Leonardo's early painting of the Annunciation owes much to the influence of his master, Andrea del Verrocchio. However, it is considered to be da Vinci's first major work, a large painting executed by his own hand with, perhaps, the help of Verrocchio's workshop.
In fact, the attribution to Leonardo was only presented in 1867 and the debates about the parts actually painted by him continued for a long time.
Importantly certain aspects of the painting such as the composition, the Archangel Gabriel and the landscapes are pure da Vinci but agreement on many aspects of attributions remain far from unanimous. Some details of the painting, such as the wings of the angel, have been repainted by another hand and the marble sarcophagus has been copied from a carving by Leonardo's master, Andrea del Verrocchio.
For several years the painting was thought to be the work of Domenico Ghirlandaio or Lorenzo di Credi, Credi was apprenticed to Verrocchio's workshop at the same time as Leonardo.
It is feasible that the work is a collaboration between several artists with the finishing touches completed by Leonardo.
The story of Mary being visited by The Archangel Gabriel, who explains that she is destined to be the mother of the Son of God, was a popular one in renaissance times.

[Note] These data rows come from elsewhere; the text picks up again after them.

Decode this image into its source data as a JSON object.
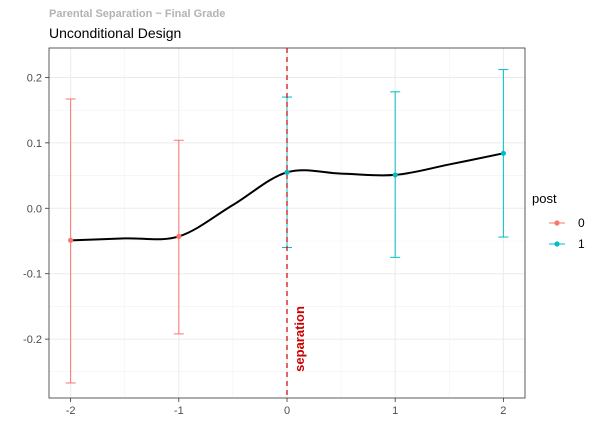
{
  "chart_data": {
    "type": "line",
    "subtitle": "Parental Separation ~ Final Grade",
    "title": "Unconditional Design",
    "xlabel": "",
    "ylabel": "",
    "xlim": [
      -2.2,
      2.2
    ],
    "ylim": [
      -0.29,
      0.245
    ],
    "x_ticks": [
      -2,
      -1,
      0,
      1,
      2
    ],
    "x_tick_labels": [
      "-2",
      "-1",
      "0",
      "1",
      "2"
    ],
    "y_ticks": [
      -0.2,
      -0.1,
      0.0,
      0.1,
      0.2
    ],
    "y_tick_labels": [
      "-0.2",
      "-0.1",
      "0.0",
      "0.1",
      "0.2"
    ],
    "grid": true,
    "legend": {
      "title": "post",
      "position": "right",
      "entries": [
        {
          "label": "0",
          "color": "#F8766D"
        },
        {
          "label": "1",
          "color": "#00BFC4"
        }
      ]
    },
    "series": [
      {
        "name": "0",
        "color": "#F8766D",
        "points": [
          {
            "x": -2,
            "y": -0.049,
            "lo": -0.267,
            "hi": 0.167
          },
          {
            "x": -1,
            "y": -0.043,
            "lo": -0.192,
            "hi": 0.104
          }
        ]
      },
      {
        "name": "1",
        "color": "#00BFC4",
        "points": [
          {
            "x": 0,
            "y": 0.055,
            "lo": -0.06,
            "hi": 0.17
          },
          {
            "x": 1,
            "y": 0.051,
            "lo": -0.075,
            "hi": 0.178
          },
          {
            "x": 2,
            "y": 0.084,
            "lo": -0.044,
            "hi": 0.212
          }
        ]
      }
    ],
    "smooth_line": {
      "color": "#000000",
      "x": [
        -2,
        -1.5,
        -1,
        -0.5,
        0,
        0.5,
        1,
        1.5,
        2
      ],
      "y": [
        -0.049,
        -0.046,
        -0.043,
        0.005,
        0.055,
        0.053,
        0.051,
        0.067,
        0.084
      ]
    },
    "vline": {
      "x": 0,
      "color": "#CC0000",
      "label": "separation"
    }
  }
}
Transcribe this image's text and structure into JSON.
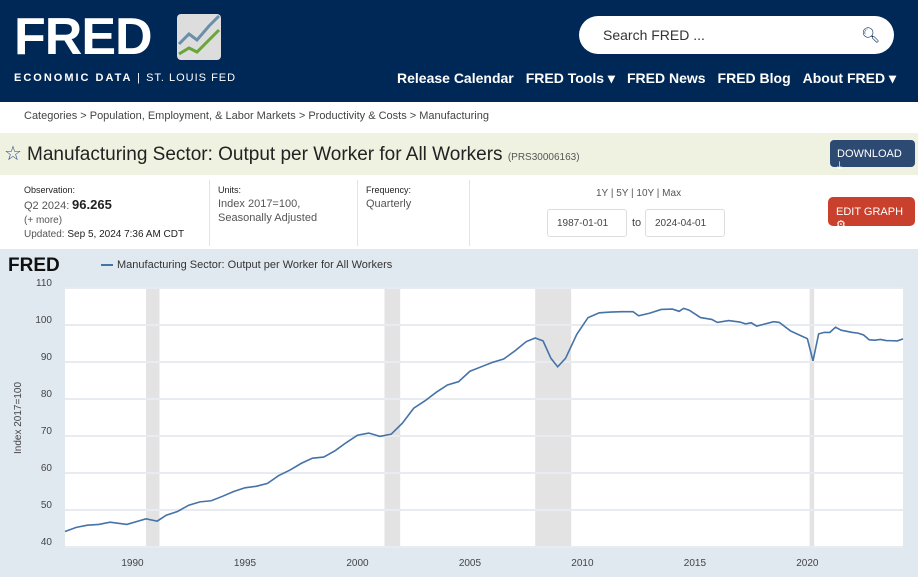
{
  "header": {
    "logo": "FRED",
    "tagline_left": "ECONOMIC DATA",
    "tagline_sep": "|",
    "tagline_right": "ST. LOUIS FED",
    "search_placeholder": "Search FRED ...",
    "nav": [
      "Release Calendar",
      "FRED Tools ▾",
      "FRED News",
      "FRED Blog",
      "About FRED ▾"
    ]
  },
  "breadcrumb": "Categories > Population, Employment, & Labor Markets > Productivity & Costs > Manufacturing",
  "series": {
    "title": "Manufacturing Sector: Output per Worker for All Workers",
    "id": "(PRS30006163)",
    "download": "DOWNLOAD ⤓",
    "edit_graph": "EDIT GRAPH ⚙"
  },
  "meta": {
    "obs_label": "Observation:",
    "obs_period": "Q2 2024:",
    "obs_value": "96.265",
    "more": "(+ more)",
    "updated_label": "Updated:",
    "updated": "Sep 5, 2024 7:36 AM CDT",
    "units_label": "Units:",
    "units1": "Index 2017=100,",
    "units2": "Seasonally Adjusted",
    "freq_label": "Frequency:",
    "freq": "Quarterly",
    "range_links": "1Y | 5Y | 10Y | Max",
    "start": "1987-01-01",
    "to": "to",
    "end": "2024-04-01"
  },
  "chart_data": {
    "type": "line",
    "legend": "Manufacturing Sector: Output per Worker for All Workers",
    "ylabel": "Index 2017=100",
    "xlim": [
      1987,
      2024.25
    ],
    "ylim": [
      40,
      110
    ],
    "yticks": [
      40,
      50,
      60,
      70,
      80,
      90,
      100,
      110
    ],
    "xticks": [
      1990,
      1995,
      2000,
      2005,
      2010,
      2015,
      2020
    ],
    "grid": true,
    "line_color": "#4572a7",
    "recessions": [
      [
        1990.6,
        1991.2
      ],
      [
        2001.2,
        2001.9
      ],
      [
        2007.9,
        2009.5
      ],
      [
        2020.1,
        2020.3
      ]
    ],
    "points": [
      [
        1987,
        44.2
      ],
      [
        1987.5,
        45.3
      ],
      [
        1988,
        45.9
      ],
      [
        1988.5,
        46.1
      ],
      [
        1989,
        46.7
      ],
      [
        1989.75,
        46.1
      ],
      [
        1990.25,
        47.0
      ],
      [
        1990.6,
        47.6
      ],
      [
        1991.1,
        47.0
      ],
      [
        1991.5,
        48.6
      ],
      [
        1992,
        49.6
      ],
      [
        1992.5,
        51.3
      ],
      [
        1993,
        52.2
      ],
      [
        1993.5,
        52.5
      ],
      [
        1994,
        53.7
      ],
      [
        1994.5,
        55.0
      ],
      [
        1995,
        56.0
      ],
      [
        1995.5,
        56.4
      ],
      [
        1996,
        57.2
      ],
      [
        1996.5,
        59.3
      ],
      [
        1997,
        60.8
      ],
      [
        1997.5,
        62.6
      ],
      [
        1998,
        64.0
      ],
      [
        1998.5,
        64.3
      ],
      [
        1999,
        66.0
      ],
      [
        1999.5,
        68.2
      ],
      [
        2000,
        70.2
      ],
      [
        2000.5,
        70.8
      ],
      [
        2001,
        69.9
      ],
      [
        2001.5,
        70.5
      ],
      [
        2002,
        73.5
      ],
      [
        2002.5,
        77.5
      ],
      [
        2003,
        79.5
      ],
      [
        2003.5,
        81.8
      ],
      [
        2004,
        83.8
      ],
      [
        2004.5,
        84.7
      ],
      [
        2005,
        87.5
      ],
      [
        2005.5,
        88.7
      ],
      [
        2006,
        89.9
      ],
      [
        2006.5,
        90.8
      ],
      [
        2007,
        93.0
      ],
      [
        2007.5,
        95.5
      ],
      [
        2007.9,
        96.5
      ],
      [
        2008.25,
        95.7
      ],
      [
        2008.6,
        91.0
      ],
      [
        2008.9,
        88.7
      ],
      [
        2009.25,
        91.0
      ],
      [
        2009.75,
        97.5
      ],
      [
        2010.25,
        102.0
      ],
      [
        2010.75,
        103.3
      ],
      [
        2011.25,
        103.5
      ],
      [
        2011.75,
        103.6
      ],
      [
        2012.25,
        103.6
      ],
      [
        2012.5,
        102.5
      ],
      [
        2013,
        103.2
      ],
      [
        2013.5,
        104.2
      ],
      [
        2014,
        104.3
      ],
      [
        2014.3,
        103.7
      ],
      [
        2014.5,
        104.5
      ],
      [
        2014.75,
        104.0
      ],
      [
        2015.25,
        102.0
      ],
      [
        2015.75,
        101.5
      ],
      [
        2016,
        100.7
      ],
      [
        2016.5,
        101.2
      ],
      [
        2017,
        100.8
      ],
      [
        2017.25,
        100.3
      ],
      [
        2017.5,
        100.6
      ],
      [
        2017.75,
        99.7
      ],
      [
        2018,
        100.1
      ],
      [
        2018.5,
        100.9
      ],
      [
        2018.75,
        100.7
      ],
      [
        2019.25,
        98.4
      ],
      [
        2019.75,
        97.0
      ],
      [
        2020,
        96.3
      ],
      [
        2020.25,
        90.3
      ],
      [
        2020.5,
        97.6
      ],
      [
        2020.75,
        98.0
      ],
      [
        2021,
        98.0
      ],
      [
        2021.25,
        99.4
      ],
      [
        2021.5,
        98.6
      ],
      [
        2022,
        98.0
      ],
      [
        2022.25,
        97.8
      ],
      [
        2022.5,
        97.3
      ],
      [
        2022.75,
        96.0
      ],
      [
        2023,
        95.9
      ],
      [
        2023.25,
        96.1
      ],
      [
        2023.5,
        95.8
      ],
      [
        2024,
        95.7
      ],
      [
        2024.25,
        96.265
      ]
    ]
  }
}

Gabriel is kneeling in the garden of the Virgin. There is a respectable distance between the Angel and Mary, who receives his news sitting at a reading desk. The angel holds a Lilly in his left hand, a symbol of Mary's purity, his right hand raised in greeting.
A youthful Mary is presented in a three-quarter view, she appears to be shrinking away from the angel, her body turned towards the viewer.
The landscape and the atmospheric depiction of the elements, the mountains and water in the background, are early indicators of a theme that Leonardo was to use in many later works.